Tuesday, July 13, 2010

On Keeping a Notebook



It all comes back. Perhaps it's difficult to see the value
in having one's self back in that kind of mood, but I do see
it; I think we are well advised to keep in nodding terms with
the people we used to be, whether we find them attractive company
or not. Otherwise they turn up unannounced and surprise us,
come hammering on the mind's door at 4 a.m. of a bad night and
demand to know who deserted them, who betrayed them, who is going
to make amends. We forget all too soon the things we thought we could
never forget.We forget the loves and the betrayals alike, forget what
we whispered and what we screamed, forget who we were. I have
already lost touch with a couple of people I used to be; one of
them, a seventeen year-old, presents little threat, although it
would be of some interest to me to know again what it feels like
to sit on a river levee drinking vodka and orange juice and
listening to Les Paul and Mary Ford and their echoes sing "How High
the Moon" on the car radio. (You see I still have the scenes, but
I no longer perceive myself among those present, no longer could
even improvise the dialogue.) The other one, a twenty three year-old,
bothers me more.
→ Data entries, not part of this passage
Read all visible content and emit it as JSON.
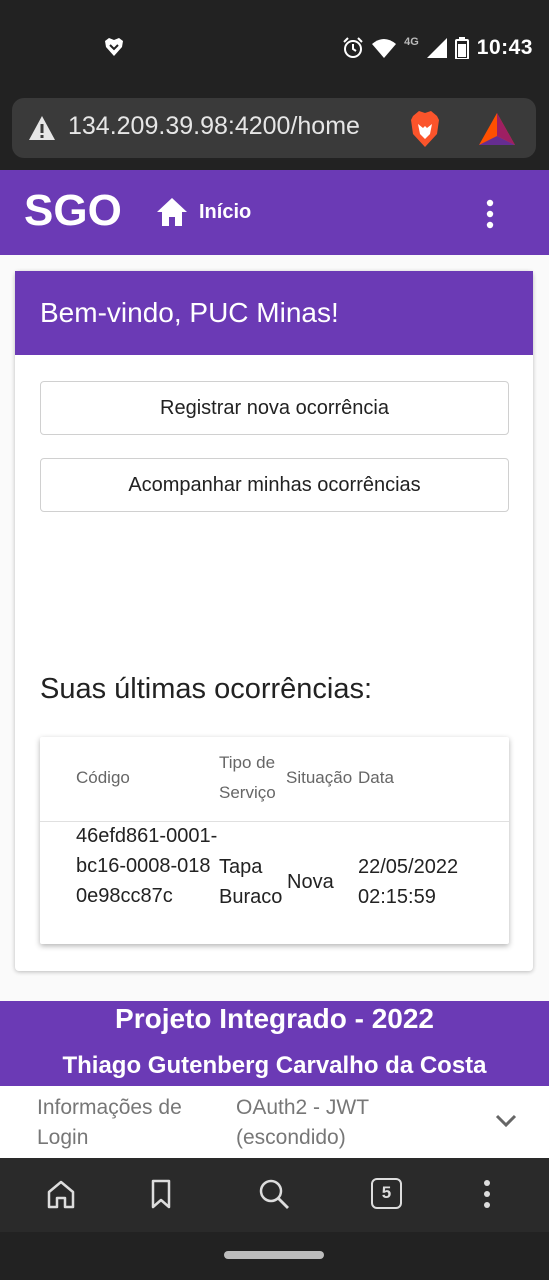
{
  "status_bar": {
    "time": "10:43",
    "network": "4G",
    "icons": [
      "brave-notification-icon",
      "alarm-icon",
      "wifi-icon",
      "signal-icon",
      "battery-icon"
    ]
  },
  "browser": {
    "url": "134.209.39.98:4200/home",
    "tab_count": "5",
    "icons": [
      "warning-icon",
      "brave-shield-icon",
      "bat-rewards-icon",
      "home-icon",
      "bookmark-icon",
      "search-icon",
      "tabs-icon",
      "more-icon"
    ]
  },
  "app_bar": {
    "brand": "SGO",
    "nav_home_label": "Início",
    "accent_color": "#6b3ab5"
  },
  "welcome": {
    "title": "Bem-vindo, PUC Minas!"
  },
  "actions": {
    "register_label": "Registrar nova ocorrência",
    "track_label": "Acompanhar minhas ocorrências"
  },
  "recent": {
    "title": "Suas últimas ocorrências:",
    "columns": {
      "code": "Código",
      "type": "Tipo de Serviço",
      "status": "Situação",
      "date": "Data"
    },
    "rows": [
      {
        "code": "46efd861-0001-bc16-0008-0180e98cc87c",
        "type": "Tapa Buraco",
        "status": "Nova",
        "date": "22/05/2022 02:15:59"
      }
    ]
  },
  "footer": {
    "title": "Projeto Integrado - 2022",
    "author": "Thiago Gutenberg Carvalho da Costa"
  },
  "info_strip": {
    "label": "Informações de Login",
    "value": "OAuth2 - JWT (escondido)"
  }
}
She was always a good deal of trouble, and I
suspect she will reappear when I least want to see her, skirts too
long, shy to the point of aggravation, always the injured party,
full of recriminations and little hurts and stories I do not
want to hear again, at once saddening me and angering me with her
vulnerability and ignorance, an apparition all the more insistent
for being so long banished.
It is a good idea, then, to keep in touch, and I suppose that
keeping in touch is what notebooks are all about.